6
votes

I'd like to combine rows of a data frame such that the ranges described by a "start" and "end" column include all values from the original data set. There might be overlaps, repeats, and nested ranges. Some ranges might be missing.

Here's an example of the kind of data I'd like to collapse:

data = data.frame(rbind(
    c("Roger", 1,  10),
    c("Roger", 10, 15),
    c("Roger", 16, 17),
    c("Roger", 3,  6),
    c("Roger", 20, 25),
    c("Roger", NA, NA),
    c("Susan", 2,  8)))
names(data) = c("name", "start", "end")
data$start = as.numeric(as.character(data$start))
data$end = as.numeric(as.character(data$end))

The desired result would be:

name   start end
Roger  1     17
Roger  20    25
Susan  2     8

My attempt has been to expand out every item in the range for each row. This works, but then I'm not sure how to shrink it back. Additionally, the full dataset I'm working with has ~30 million rows and very large ranges, so this method is VERY slow.

pb <- txtProgressBar(min = 0, max = length(data$name), style = 3)
mylist = list()
for(i in 1:length(data$name)){
  subdata = data[i,]
  if(is.na(subdata$start)){
    mylist[[i]] = subdata
    mylist[[i]]$each = NA
  }
  if(!is.na(subdata$start)){
    sequence = seq(subdata$start, subdata$end)  
    mylist[[i]] = subdata[rep(1, each = length(sequence)),]
    mylist[[i]]$daily = sequence
  }
  setTxtProgressBar(pb, i)
}

rbindlist(mylist)
1
Maybe it's obvious but why is Roger appearing twice? and not in one row with start = 1 and end = 25?sindri_baldur
@snoram Good question.
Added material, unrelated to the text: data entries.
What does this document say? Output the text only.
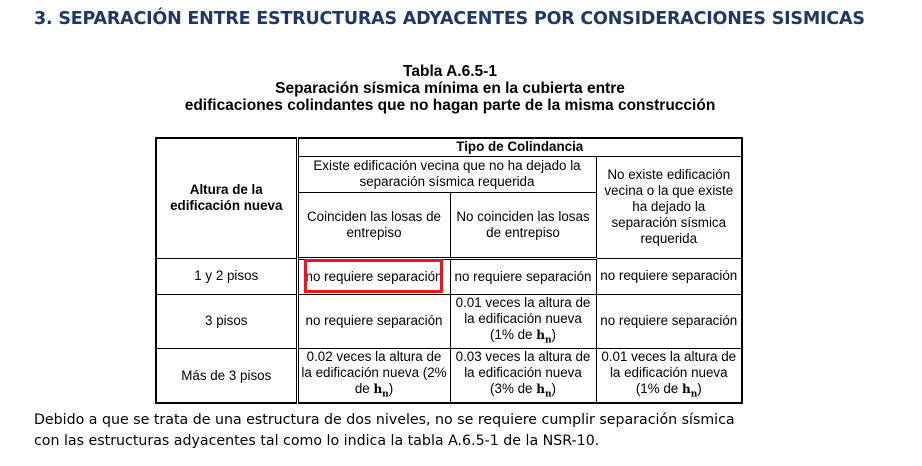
3. SEPARACIÓN ENTRE ESTRUCTURAS ADYACENTES POR CONSIDERACIONES SISMICAS
Tabla A.6.5-1
Separación sísmica mínima en la cubierta entre
edificaciones colindantes que no hagan parte de la misma construcción
Altura de la edificación nueva	Tipo de Colindancia		
	Existe edificación vecina que no ha dejado la separación sísmica requerida		No existe edificación vecina o la que existe ha dejado la separación sísmica requerida
	Coinciden las losas de entrepiso	No coinciden las losas de entrepiso	
1 y 2 pisos	no requiere separación	no requiere separación	no requiere separación
3 pisos	no requiere separación	0.01 veces la altura de la edificación nueva (1% de $h_n$)	no requiere separación
Más de 3 pisos	0.02 veces la altura de la edificación nueva (2% de $h_n$)	0.03 veces la altura de la edificación nueva (3% de $h_n$)	0.01 veces la altura de la edificación nueva (1% de $h_n$)
Debido a que se trata de una estructura de dos niveles, no se requiere cumplir separación sísmica
con las estructuras adyacentes tal como lo indica la tabla A.6.5-1 de la NSR-10.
Because Roger didn't have an 18 or 19, so the two records reflects the gap in his ranges.Nancy

1 Answers

10
votes

I'm guessing IRanges is much more efficient for this, but...

library(data.table)

# remove missing values
DT = na.omit(setDT(data))

# sort
setorder(DT, name, start)

# mark threshold for a new group
DT[, high_so_far := shift(cummax(end), fill=end[1L]), by=name]

# group and summarise
DT[, .(start[1L], end[.N]), by=.( name, g = cumsum(start > high_so_far + 1L) )]

#     name g V1 V2
# 1: Roger 0  1 17
# 2: Roger 1 20 25
# 3: Susan 1  2  8

How it works:

  • cummax is the cumulative maximum, so the highest value so far, including the current row.
  • To take the value excluding the current row, use shift (which draws from the prior row).
  • cumsum(some_condition) is a standard way of making a grouping variable.
  • .N is the last row of the group determined by by=.

The columns can be named in the last step like .(s = start[1L], e = end[.N]) if desired.


With date intervals. If working with dates, I'd suggest the IDate class; just use as.IDate to convert a Date.

We can +1 on dates, but unfortunately cannot cummax, so...

cummax_idate = function(x) (setattr(cummax(unclass(x)), "class", c("Date", "IDate")))

set.seed(1)
d = sample(as.IDate("2011-11-11") + 1:10)
cummax_idate(d)
#  [1] "2011-11-14" "2011-11-15" "2011-11-16" "2011-11-18" "2011-11-18"
#  [6] "2011-11-19" "2011-11-20" "2011-11-20" "2011-11-21" "2011-11-21"

I think this function can be used in place of cummax.

The extra () in the function are there because setattr won't print its output.